No entanto, o vice-presidente JD Vance alertou que os visitantes estrangeiros terão de deixar o país no final do torneio.

"Teremos visitantes de provavelmente cerca de 100 países. Queremos que venham. Queremos que celebrem. Mas, quando o tempo acabar, terão de regressar a casa", disse Vance, vice-presidente da 'task-force' do Mundial.

John Zerafa, estratega britânico de comunicação desportiva, acredita que a administração Trump poderá ter de “acelerar” os tempos de espera atuais na emissão de vistos para facilitar a entrada de um grande número de adeptos estrangeiros no Mundial.

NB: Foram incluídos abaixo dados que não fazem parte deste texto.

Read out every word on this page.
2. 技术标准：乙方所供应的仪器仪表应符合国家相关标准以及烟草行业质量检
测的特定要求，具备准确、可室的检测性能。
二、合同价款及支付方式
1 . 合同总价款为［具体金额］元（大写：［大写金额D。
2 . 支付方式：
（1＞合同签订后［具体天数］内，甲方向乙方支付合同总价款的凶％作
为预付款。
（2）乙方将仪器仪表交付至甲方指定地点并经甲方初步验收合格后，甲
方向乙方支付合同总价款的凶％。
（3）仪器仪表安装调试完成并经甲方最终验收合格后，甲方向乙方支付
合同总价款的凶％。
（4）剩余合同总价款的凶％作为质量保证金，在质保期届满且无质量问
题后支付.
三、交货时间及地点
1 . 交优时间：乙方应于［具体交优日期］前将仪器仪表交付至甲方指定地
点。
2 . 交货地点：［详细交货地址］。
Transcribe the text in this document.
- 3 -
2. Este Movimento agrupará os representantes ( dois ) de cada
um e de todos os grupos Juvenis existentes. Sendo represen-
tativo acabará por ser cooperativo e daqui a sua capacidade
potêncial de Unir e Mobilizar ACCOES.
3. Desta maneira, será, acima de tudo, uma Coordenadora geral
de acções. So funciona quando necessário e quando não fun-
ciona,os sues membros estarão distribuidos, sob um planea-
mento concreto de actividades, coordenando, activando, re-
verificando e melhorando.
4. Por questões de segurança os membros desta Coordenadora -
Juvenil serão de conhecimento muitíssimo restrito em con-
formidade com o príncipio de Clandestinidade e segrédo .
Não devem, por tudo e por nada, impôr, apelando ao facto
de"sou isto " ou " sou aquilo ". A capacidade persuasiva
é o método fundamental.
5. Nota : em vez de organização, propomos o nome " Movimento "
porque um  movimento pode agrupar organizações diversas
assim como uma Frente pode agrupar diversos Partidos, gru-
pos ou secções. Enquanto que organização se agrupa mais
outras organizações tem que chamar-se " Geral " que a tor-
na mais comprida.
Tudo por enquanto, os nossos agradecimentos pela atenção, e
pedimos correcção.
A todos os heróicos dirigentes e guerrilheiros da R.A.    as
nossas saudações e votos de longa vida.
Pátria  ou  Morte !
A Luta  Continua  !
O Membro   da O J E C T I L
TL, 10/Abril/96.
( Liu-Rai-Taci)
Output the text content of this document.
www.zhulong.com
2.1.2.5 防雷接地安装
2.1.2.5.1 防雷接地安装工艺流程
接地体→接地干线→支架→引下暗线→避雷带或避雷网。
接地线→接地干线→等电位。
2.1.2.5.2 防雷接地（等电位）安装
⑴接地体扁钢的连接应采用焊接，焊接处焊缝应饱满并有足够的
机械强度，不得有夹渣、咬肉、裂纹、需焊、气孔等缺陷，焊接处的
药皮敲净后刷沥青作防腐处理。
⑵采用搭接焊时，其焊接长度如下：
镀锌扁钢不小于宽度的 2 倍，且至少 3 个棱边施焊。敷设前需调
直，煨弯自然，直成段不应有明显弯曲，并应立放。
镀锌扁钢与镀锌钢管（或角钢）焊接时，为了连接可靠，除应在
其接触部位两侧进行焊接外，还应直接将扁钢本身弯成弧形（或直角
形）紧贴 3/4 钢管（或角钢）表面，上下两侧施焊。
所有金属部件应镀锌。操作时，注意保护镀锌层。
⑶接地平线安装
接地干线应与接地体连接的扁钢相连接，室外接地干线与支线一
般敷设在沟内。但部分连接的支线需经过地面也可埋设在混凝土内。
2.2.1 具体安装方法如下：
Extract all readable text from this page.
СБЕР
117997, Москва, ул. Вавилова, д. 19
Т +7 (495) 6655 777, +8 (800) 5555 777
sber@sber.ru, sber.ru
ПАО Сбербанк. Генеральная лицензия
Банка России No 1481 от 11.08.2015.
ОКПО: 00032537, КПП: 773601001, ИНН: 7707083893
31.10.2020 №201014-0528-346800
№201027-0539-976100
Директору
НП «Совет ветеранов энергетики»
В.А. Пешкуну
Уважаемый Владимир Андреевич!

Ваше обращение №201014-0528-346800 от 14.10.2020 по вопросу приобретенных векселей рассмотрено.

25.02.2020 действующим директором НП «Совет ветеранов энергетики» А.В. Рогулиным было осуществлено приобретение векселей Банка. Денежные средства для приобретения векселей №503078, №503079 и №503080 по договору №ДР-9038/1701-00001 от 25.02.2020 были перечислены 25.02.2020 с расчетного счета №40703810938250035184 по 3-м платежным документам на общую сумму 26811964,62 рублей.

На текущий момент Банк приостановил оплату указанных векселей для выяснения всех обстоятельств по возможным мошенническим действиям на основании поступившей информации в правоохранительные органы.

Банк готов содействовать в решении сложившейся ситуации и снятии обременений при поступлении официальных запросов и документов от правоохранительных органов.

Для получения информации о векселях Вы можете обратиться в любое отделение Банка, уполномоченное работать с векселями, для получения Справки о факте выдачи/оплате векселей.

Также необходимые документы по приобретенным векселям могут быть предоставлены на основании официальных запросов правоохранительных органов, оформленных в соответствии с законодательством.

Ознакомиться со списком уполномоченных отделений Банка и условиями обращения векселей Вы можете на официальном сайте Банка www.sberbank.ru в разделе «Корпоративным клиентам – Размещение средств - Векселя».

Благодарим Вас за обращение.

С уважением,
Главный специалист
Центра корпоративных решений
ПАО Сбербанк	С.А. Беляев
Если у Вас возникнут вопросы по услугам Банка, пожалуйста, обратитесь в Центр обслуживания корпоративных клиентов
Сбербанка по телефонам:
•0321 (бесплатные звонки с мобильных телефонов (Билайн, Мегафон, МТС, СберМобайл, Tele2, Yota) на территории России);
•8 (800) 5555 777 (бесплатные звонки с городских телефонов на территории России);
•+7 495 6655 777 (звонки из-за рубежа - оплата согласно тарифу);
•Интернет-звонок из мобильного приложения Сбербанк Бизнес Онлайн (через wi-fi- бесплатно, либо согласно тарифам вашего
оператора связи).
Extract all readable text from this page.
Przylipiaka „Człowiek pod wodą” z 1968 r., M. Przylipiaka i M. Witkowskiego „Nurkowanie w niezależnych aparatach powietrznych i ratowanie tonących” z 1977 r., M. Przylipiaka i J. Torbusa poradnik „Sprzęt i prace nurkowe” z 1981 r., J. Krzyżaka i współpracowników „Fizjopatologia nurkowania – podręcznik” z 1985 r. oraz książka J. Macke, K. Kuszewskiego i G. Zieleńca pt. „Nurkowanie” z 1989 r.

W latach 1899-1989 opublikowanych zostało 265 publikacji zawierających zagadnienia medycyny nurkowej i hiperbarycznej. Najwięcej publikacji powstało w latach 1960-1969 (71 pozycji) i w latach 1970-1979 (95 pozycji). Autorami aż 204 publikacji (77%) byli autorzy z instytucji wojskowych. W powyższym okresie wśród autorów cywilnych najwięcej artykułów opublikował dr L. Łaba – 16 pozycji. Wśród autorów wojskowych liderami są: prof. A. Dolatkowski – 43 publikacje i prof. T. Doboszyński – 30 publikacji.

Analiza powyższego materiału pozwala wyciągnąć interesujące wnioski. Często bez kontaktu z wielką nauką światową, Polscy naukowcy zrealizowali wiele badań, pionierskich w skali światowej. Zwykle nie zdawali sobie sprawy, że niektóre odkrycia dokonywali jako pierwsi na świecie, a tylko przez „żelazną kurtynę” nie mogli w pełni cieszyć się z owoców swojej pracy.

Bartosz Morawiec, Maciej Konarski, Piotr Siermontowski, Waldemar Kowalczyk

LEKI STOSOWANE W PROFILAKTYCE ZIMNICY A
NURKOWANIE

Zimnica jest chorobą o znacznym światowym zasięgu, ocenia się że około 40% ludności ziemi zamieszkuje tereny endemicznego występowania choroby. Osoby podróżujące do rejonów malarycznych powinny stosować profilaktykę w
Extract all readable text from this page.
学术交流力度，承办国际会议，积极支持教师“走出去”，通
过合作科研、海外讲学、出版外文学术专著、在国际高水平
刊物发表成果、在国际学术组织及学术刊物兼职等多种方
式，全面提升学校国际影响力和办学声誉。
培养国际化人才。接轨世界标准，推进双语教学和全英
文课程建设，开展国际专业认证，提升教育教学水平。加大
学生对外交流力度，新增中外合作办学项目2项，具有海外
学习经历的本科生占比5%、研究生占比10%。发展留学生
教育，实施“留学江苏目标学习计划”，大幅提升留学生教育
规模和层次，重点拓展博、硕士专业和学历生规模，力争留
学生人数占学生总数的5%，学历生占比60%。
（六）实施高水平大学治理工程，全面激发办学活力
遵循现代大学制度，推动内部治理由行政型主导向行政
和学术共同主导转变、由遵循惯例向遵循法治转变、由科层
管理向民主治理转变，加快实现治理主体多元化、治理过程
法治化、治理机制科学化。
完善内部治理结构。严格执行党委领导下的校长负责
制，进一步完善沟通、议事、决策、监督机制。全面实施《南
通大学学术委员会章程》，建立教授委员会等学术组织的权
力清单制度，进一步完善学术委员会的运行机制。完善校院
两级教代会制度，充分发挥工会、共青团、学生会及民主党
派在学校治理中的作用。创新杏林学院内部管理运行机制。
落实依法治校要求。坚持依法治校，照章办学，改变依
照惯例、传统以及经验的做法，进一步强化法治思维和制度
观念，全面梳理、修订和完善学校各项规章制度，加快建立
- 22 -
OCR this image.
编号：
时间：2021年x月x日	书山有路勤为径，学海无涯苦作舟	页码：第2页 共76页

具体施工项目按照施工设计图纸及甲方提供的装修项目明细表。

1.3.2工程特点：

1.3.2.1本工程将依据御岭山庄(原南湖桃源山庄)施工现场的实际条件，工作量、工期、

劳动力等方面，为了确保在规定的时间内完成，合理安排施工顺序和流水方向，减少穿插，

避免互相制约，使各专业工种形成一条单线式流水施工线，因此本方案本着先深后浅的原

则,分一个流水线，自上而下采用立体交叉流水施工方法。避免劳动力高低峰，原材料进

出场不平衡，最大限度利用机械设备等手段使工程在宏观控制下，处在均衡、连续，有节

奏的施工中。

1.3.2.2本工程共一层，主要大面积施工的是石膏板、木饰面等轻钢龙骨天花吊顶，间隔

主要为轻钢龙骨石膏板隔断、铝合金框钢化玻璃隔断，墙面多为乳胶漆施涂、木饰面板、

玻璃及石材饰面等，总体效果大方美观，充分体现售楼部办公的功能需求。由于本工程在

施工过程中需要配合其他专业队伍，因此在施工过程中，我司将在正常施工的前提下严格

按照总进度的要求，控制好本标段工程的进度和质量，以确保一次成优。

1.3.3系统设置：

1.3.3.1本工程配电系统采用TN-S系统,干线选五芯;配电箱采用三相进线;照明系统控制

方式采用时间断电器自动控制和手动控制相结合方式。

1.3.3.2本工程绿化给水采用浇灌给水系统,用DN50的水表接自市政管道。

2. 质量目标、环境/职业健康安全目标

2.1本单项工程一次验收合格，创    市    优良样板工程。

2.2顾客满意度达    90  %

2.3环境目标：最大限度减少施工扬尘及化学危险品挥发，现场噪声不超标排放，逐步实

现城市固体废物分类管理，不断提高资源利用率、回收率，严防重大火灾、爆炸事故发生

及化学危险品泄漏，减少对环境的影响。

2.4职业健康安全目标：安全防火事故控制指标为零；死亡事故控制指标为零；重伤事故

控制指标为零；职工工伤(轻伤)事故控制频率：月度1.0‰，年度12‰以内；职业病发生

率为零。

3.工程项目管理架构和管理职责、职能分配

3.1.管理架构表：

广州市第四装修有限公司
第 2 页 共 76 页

“Acho que os EUA e a administração Trump farão tudo o que estiver ao seu alcance para tornar esse processo o mais fluido possível”, disse Zerafa à AFP.

“Mas há também o outro lado da moeda, que é como isso se encaixa na agenda MAGA e no fecho das fronteiras. Existe uma verdadeira dicotomia para Trump e a sua base eleitoral MAGA — estão a abrir as portas ao mundo, mas ao mesmo tempo estão a tentar fechá-las.”

“Essas duas ideias são muito difíceis de coexistir, e qual delas vai prevalecer? Consigo imaginar situações em que adeptos pedem bilhetes, mas não obtêm vistos. E basta que surjam algumas dessas histórias na preparação para o Mundial para começar a criar um cenário problemático para a FIFA e para os EUA.”